Истуканов в это время рассказывал жиличкам Гаврилова, откуда взялись коммунисты. Вёл родословную коммунизма от Герострата из Древней Греции.
— Коммунисты, девочки, — говорил Пётр Виленович, — были задолго до пресловутого Рождества Христова. Например, Герострат сжёг в своём городе храм. Вы историю хорошо знаете? В каком городе это было?
— В Афинах, — сказала Валя.
— А кому посвящался этот храм?
— Богу Юпитеру, нет, Венере, — смеясь, сказала Галя.

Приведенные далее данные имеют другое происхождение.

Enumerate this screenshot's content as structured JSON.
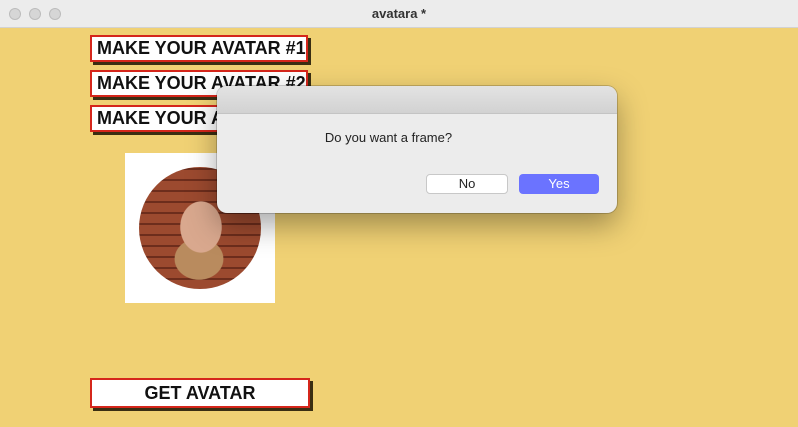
{
  "window": {
    "title": "avatara *"
  },
  "app": {
    "buttons": [
      {
        "label": "MAKE YOUR AVATAR #1"
      },
      {
        "label": "MAKE YOUR AVATAR #2"
      },
      {
        "label": "MAKE YOUR AVATAR #3"
      }
    ],
    "get_avatar_label": "GET AVATAR"
  },
  "dialog": {
    "message": "Do you want a frame?",
    "no_label": "No",
    "yes_label": "Yes"
  },
  "colors": {
    "background": "#f0d174",
    "button_border": "#d5261b",
    "yes_button": "#6b73ff"
  }
}
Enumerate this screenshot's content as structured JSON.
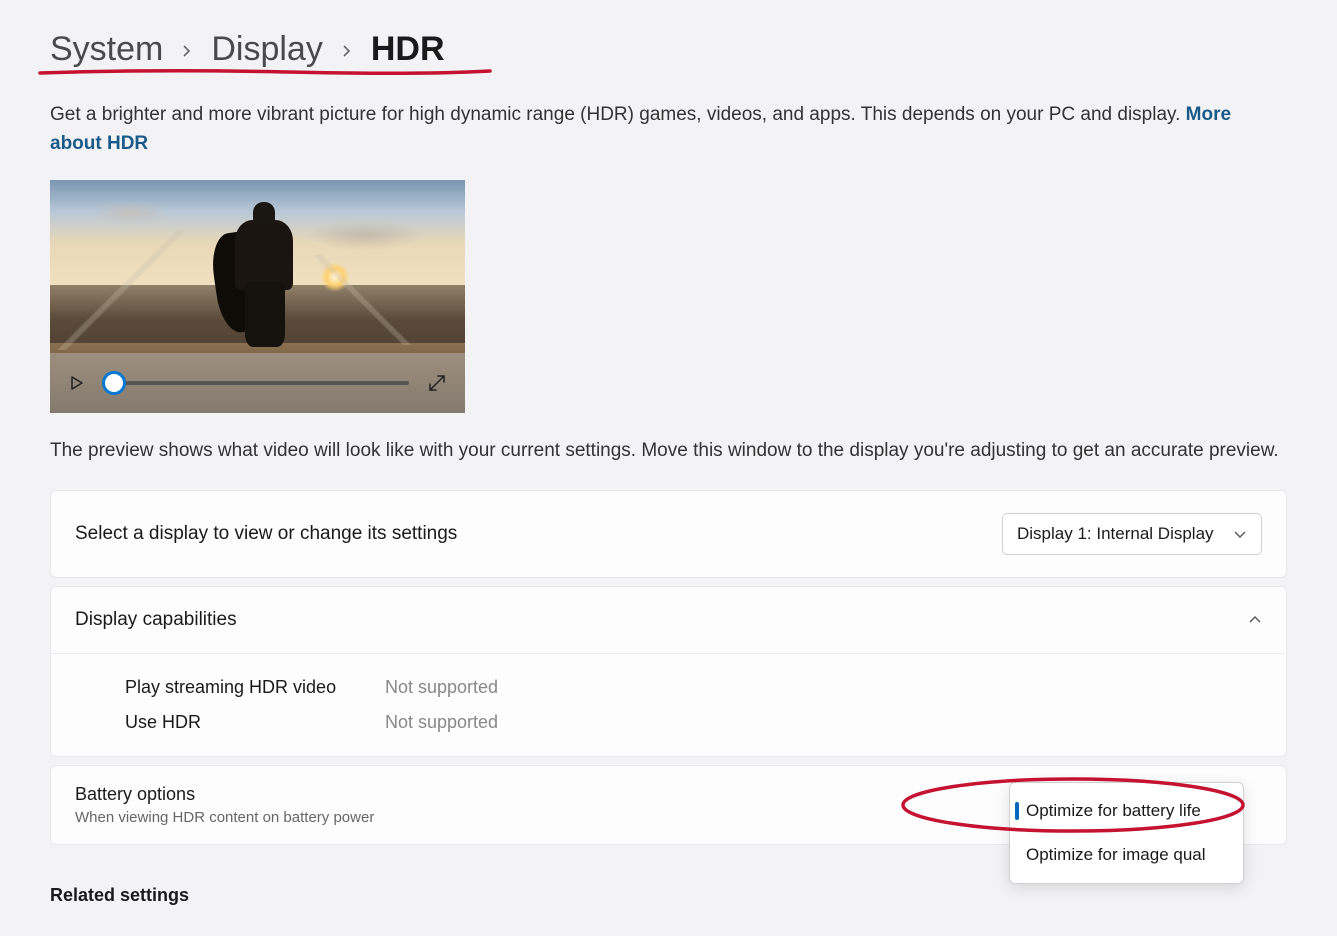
{
  "breadcrumb": {
    "items": [
      "System",
      "Display",
      "HDR"
    ]
  },
  "description": {
    "text": "Get a brighter and more vibrant picture for high dynamic range (HDR) games, videos, and apps. This depends on your PC and display. ",
    "link_text": "More about HDR"
  },
  "preview_description": "The preview shows what video will look like with your current settings. Move this window to the display you're adjusting to get an accurate preview.",
  "display_selector": {
    "label": "Select a display to view or change its settings",
    "selected": "Display 1: Internal Display"
  },
  "capabilities": {
    "label": "Display capabilities",
    "rows": [
      {
        "label": "Play streaming HDR video",
        "value": "Not supported"
      },
      {
        "label": "Use HDR",
        "value": "Not supported"
      }
    ]
  },
  "battery": {
    "title": "Battery options",
    "subtitle": "When viewing HDR content on battery power",
    "options": [
      "Optimize for battery life",
      "Optimize for image qual"
    ],
    "selected_index": 0
  },
  "related_heading": "Related settings",
  "annotation": {
    "underline_color": "#c41230",
    "ellipse_color": "#c41230"
  }
}
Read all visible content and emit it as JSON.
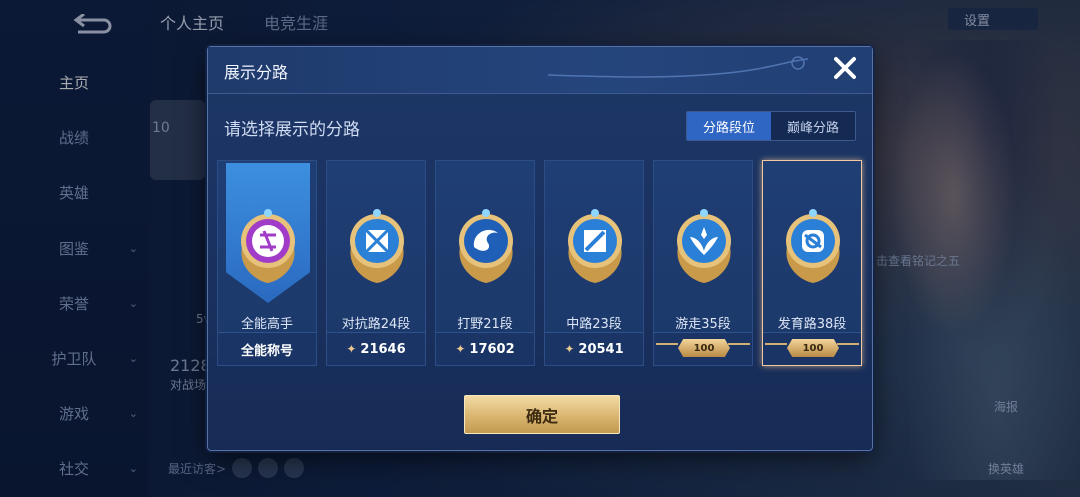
{
  "background": {
    "sidebar": [
      {
        "label": "主页",
        "active": true,
        "chevron": false
      },
      {
        "label": "战绩",
        "active": false,
        "chevron": false
      },
      {
        "label": "英雄",
        "active": false,
        "chevron": false
      },
      {
        "label": "图鉴",
        "active": false,
        "chevron": true
      },
      {
        "label": "荣誉",
        "active": false,
        "chevron": true
      },
      {
        "label": "护卫队",
        "active": false,
        "chevron": true
      },
      {
        "label": "游戏",
        "active": false,
        "chevron": true
      },
      {
        "label": "社交",
        "active": false,
        "chevron": true
      }
    ],
    "tabs": [
      "个人主页",
      "电竞生涯"
    ],
    "settings_label": "设置",
    "hint_text": "击查看铭记之五",
    "visitors_label": "最近访客>",
    "count_partial": "2128",
    "battle_partial": "对战场",
    "level_partial": "10",
    "stat_partial": "5v",
    "poster_label": "海报",
    "change_hero_label": "换英雄"
  },
  "dialog": {
    "title": "展示分路",
    "subtitle": "请选择展示的分路",
    "tabs": [
      {
        "label": "分路段位",
        "active": true
      },
      {
        "label": "巅峰分路",
        "active": false
      }
    ],
    "cards": [
      {
        "name": "全能高手",
        "footer": "全能称号",
        "points": null,
        "plaque": null,
        "badge": "all-round-badge-icon",
        "color": "#a03cc8"
      },
      {
        "name": "对抗路24段",
        "footer": null,
        "points": "21646",
        "plaque": null,
        "badge": "clash-lane-badge-icon",
        "color": "#2a7fd6"
      },
      {
        "name": "打野21段",
        "footer": null,
        "points": "17602",
        "plaque": null,
        "badge": "jungle-badge-icon",
        "color": "#2a7fd6"
      },
      {
        "name": "中路23段",
        "footer": null,
        "points": "20541",
        "plaque": null,
        "badge": "mid-lane-badge-icon",
        "color": "#2a7fd6"
      },
      {
        "name": "游走35段",
        "footer": null,
        "points": null,
        "plaque": "100",
        "badge": "roam-badge-icon",
        "color": "#2a7fd6"
      },
      {
        "name": "发育路38段",
        "footer": null,
        "points": null,
        "plaque": "100",
        "badge": "farm-lane-badge-icon",
        "color": "#2a7fd6",
        "selected": true
      }
    ],
    "confirm_label": "确定",
    "accent_gold": "#d9b570",
    "accent_blue": "#2f66c4"
  }
}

— Правильно. Герострат сжёг храм Дианы в городе Эфесе. Изверги героя пытали, спрашивали, зачем он это сделал. Чтобы они отвязались, Герострат им ввернул: «Хотел прославиться».
— А по-вашему, зачем он сжёг?
— Из протеста. Это же очевидно. Так же, как и сейчас, эксплуатировали, сволочи, трудовой народ, а потом сходят в церковь, помолятся и совесть у них чиста. В Древней Греции жили такие же лицемеры. Герострат опередил своё время. Родился бы в начале двадцатого века, был бы рядом с Лениным.
— А Горбачёв — ваш главный враг? — засмеялась Валя.
— Не Горбачёв, а Хрущёв, — поправил девушку Истуканов. — Он обещал показать миру последнего попа и обманул народ. Хотя вся репрессивная машина была в его руках. Серёжа, нам надо будет с тобой забраться на Новодевичье кладбище, на эту монастырскую землю, и свалить с постамента его каменную голову, сработанную Эриком Неизвестным.
— Свалить голову? За это по головке не погладят, — вступил в разговор Гаврилов.
— А ты коммунист или хвост… То есть трус коммуниста. Тьфу-ты! Ты или трус или кто?